Enfim, tornou-se mulher, em idade, um dos mais bonitos espécimes deste gênero que jamais vi, a não ser quando a flagrava passeando, de forma idêntica, pela beira da água de Itaúna ou no Peró. Já agora, uma quase adulta, mas com as covinhas discretas de quando sorria, continuava sendo uma beldade que, mesmo com os seios à mostra, nunca deu a impressão de expô-los por exibicionismo reles e vil.

Antes que eu vá para o Céu dos bebuns, caso eu vá para lá, se alguém me perguntar se eu já vi um anjo, certamente a resposta será afirmativa.

“Sim, já vi um anjo, louro, lindo, de olhos azuis, semi-desnudo, com um lindo sorriso, covinhas nas bochechas, que certa vez me cumprimentou, numa festinha na Lagoa, com um simpático OI, sem nunca ter sabido meu nome. Que anjo é este? Ora, a Chris Niemeyer”. É uma das mais belas lembranças que tenho do Píer.

É sabido que o instinto materno é capaz de dotar a mãe, seja de que espécie for, de uma coragem sem fronteiras para defender sua cria, sua prole. Estamos falando de gatas, felinas. Já vi muitas gatinhas, bípedes racionais, chegarem às raias da irracionalidade quando enfurecidas para defender seus filhos. Esta gata a que me refiro agora era, de fato, irracional (???), isto é, era uma gata de telhado, um felino quadrúpede de tez bege, ligeiramente tigrada ao longo do corpo magro, de porte médio. Nem grande, nem pequena. Na época em que o Jangadeiro funcionou na Teixeira de Melo 20, na quadra (que isso, Sandy, estamos em Ipanema, não em Brasília), digo, no quarteirão da praia, a menos de quinhentos metros do Píer, uma república democrática fronteiriça, uma gata de rua – vira-latas é adjetivo pra cachorro de rua ou sem raça – adotou o Jangadeiro como seu lar.

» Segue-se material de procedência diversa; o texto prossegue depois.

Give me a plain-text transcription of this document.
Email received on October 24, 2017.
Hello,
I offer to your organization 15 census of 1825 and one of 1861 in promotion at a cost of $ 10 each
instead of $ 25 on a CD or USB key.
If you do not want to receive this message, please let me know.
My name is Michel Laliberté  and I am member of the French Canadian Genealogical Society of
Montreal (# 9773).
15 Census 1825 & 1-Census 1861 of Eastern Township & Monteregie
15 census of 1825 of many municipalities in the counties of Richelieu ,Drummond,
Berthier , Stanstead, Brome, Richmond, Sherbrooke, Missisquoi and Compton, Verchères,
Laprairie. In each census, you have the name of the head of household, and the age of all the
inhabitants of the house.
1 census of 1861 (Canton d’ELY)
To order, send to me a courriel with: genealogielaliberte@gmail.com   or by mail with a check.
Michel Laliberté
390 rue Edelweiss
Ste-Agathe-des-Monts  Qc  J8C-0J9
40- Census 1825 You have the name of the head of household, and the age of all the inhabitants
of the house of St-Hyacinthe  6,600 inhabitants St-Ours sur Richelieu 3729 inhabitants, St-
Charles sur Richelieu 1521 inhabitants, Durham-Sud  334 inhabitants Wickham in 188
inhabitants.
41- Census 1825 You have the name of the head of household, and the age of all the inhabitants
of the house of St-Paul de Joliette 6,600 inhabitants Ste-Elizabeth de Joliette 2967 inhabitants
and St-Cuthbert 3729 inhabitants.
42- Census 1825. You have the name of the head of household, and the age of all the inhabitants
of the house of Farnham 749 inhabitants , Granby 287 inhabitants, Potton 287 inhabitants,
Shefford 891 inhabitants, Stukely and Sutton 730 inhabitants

Gatos, ao contrário dos cães, escolhem seus donos e, por isso, suas casas, onde vão morar. Genoveva adotou o Jangadeiro, suponho, pelo bom acolhimento que encontrou pela equipe de empregados, especialmente pelo garçom Ratinho, Seu Almeida, o português mais carioca que conheci, que lhe dava leite todas as manhãs. Já naquela época não era permitido pela Saúde Pública que houvesse animais de estimação em casas comerciais onde fossem produzidos alimentos. Só que Genoveva não leu esta lei ou postura, e adotou uma postura totalmente refratária a leis e posturas. Ela adotara o Jangadeiro para morar, e ponto final. Do nosso ponto de vista, como donos do estabelecimento e havendo lido as leis e posturas, vacinamos a gata Genoveva e adotamos também uma postura do argumento de que era muito melhor pagar uma multa por ter uma gata na casa, do que ter roedores onde se manipulava alimentos. Os ratos, por mais que se desratize um local com cozinha industrial, depósitos, despensas e restos de comida caindo das latas de lixo, por mais que se as tampem, não chegam aos restaurantes a convite dos donos, que os detestam tanto ou mais que os freqüentadores. Eles aparecem nos sacos de batatas com sessenta quilos, vindos do Ceasa, nos engradados de bebida, que são entregues diariamente. Isto torna o controle quase inviável. Portanto, a presença de um felino de quatro patas, sobretudo uma fêmea, é garantia de que não haverá roedores intrusos.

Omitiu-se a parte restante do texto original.